Блюхер окатывает Постышева ледяной водой, накидывается на него с распаренным веником, безжалостно хлещет, мнет ручищами, рычит с натуги.
– Отошел я, – блаженно говорит Павел Петрович, – боль отошла. Сейчас спать, а там хоть в ад.
– Знай наших, – довольно смеется Блюхер и окатывает себя ледяной водой из ушата. – Ангина, ангина… Ангина, конечно, важно, а распариться – нет ничего важней…
ПРИВОКЗАЛЬНАЯ ПЛОЩАДЬ
Мимо Блюхера, Постышева, Серышева и только что вернувшихся с фронта командиров – Покуса, Конева, Петрова-Тетерина, Шевчука – гарцуют кавалеристы, за ними идут артиллерия, тачанки, потом пехота, а вокруг, сколько хватает глаз, на крышах домов, на повозках, на телеграфных столбах зрители. Тут и крестьяне с окрестных деревень, и железнодорожники, и отступавшие из окружения бойцы, и комсомольцы из местного сводного батальона, и вездесущие мальчишки.

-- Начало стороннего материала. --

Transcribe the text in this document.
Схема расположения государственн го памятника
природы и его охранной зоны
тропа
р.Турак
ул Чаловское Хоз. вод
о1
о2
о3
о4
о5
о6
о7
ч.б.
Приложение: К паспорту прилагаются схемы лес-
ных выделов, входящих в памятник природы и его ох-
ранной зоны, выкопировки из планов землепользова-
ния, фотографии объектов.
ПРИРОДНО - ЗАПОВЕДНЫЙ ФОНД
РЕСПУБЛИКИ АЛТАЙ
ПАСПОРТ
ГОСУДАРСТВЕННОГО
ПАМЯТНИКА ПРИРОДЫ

Красиво идут бойцы Блюхера.
Слышны голоса:
– Пуговицы-то надраены, пуговицы, как при мирном времени!
– Это какое же мирное? Царское?
– Чего причепился? Я всем довольный, а ты чепляешь.
– Орлы!
– Тачанки белым дадут прикуру…
– Силища, чего там…
Именно этого и добивался Блюхер парадом. Он был уверен, что назавтра же слух о красной силе, прибывшей из тыла, пойдет по всей здешней местности, перекинется к белым, докатится до Хабаровска и даже захлестнет Владивосток. А слух – он на фронте порой сильнее тысячи бомб. Особенно если войне пятый год. Тут любому слуху поверишь, и чем страшней, тем охотнее поверишь ему, потому что и на войне у человека остается привычка – жить для того, чтобы выжить.
С дерева быстро-быстро слезает мордастый крестьянин. Посмотрел-посмотрел – и в возок, да и пошел лошадей наяривать. Сегодня же ночью к белым позициям подастся – упреждать. А этого Блюхеру только и надо. Пусть. Темнить больше нечего: наш бронепоезд сейчас трогается с пятого пути на белый бронепоезд, который держит подступы к Волочаевке. Через час все решится: если красный бронепоезд пересилит белый, оттеснит его, отодвинет за Волочаевку – хорошо, не пересилит, разобьется – плохо. Очень тогда будет плохо. Тогда вся сила, которую с таким трудом собирал Блюхер за эти месяцы, поляжет под ураганным огнем с белых бронепоездов, даже не подойдя к исходным позициям для штурма. А исходные позиции определил Блюхер прямо под Волочаевкой.
И, заглушая песни пехоты и рев оркестров, выстроенных по случаю парада, протяжно ревет бронепоезд, отправляясь на фронт – за победой.
ДУЭЛЬ
Несутся друг на друга два бронепоезда. В красном, замерев у смотрового окошка, стоит раздетый по пояс чумазый и яростный Никита Шувалов, тот самый, которого Блюхер отобрал в машинисты на бюро райкома комсомола.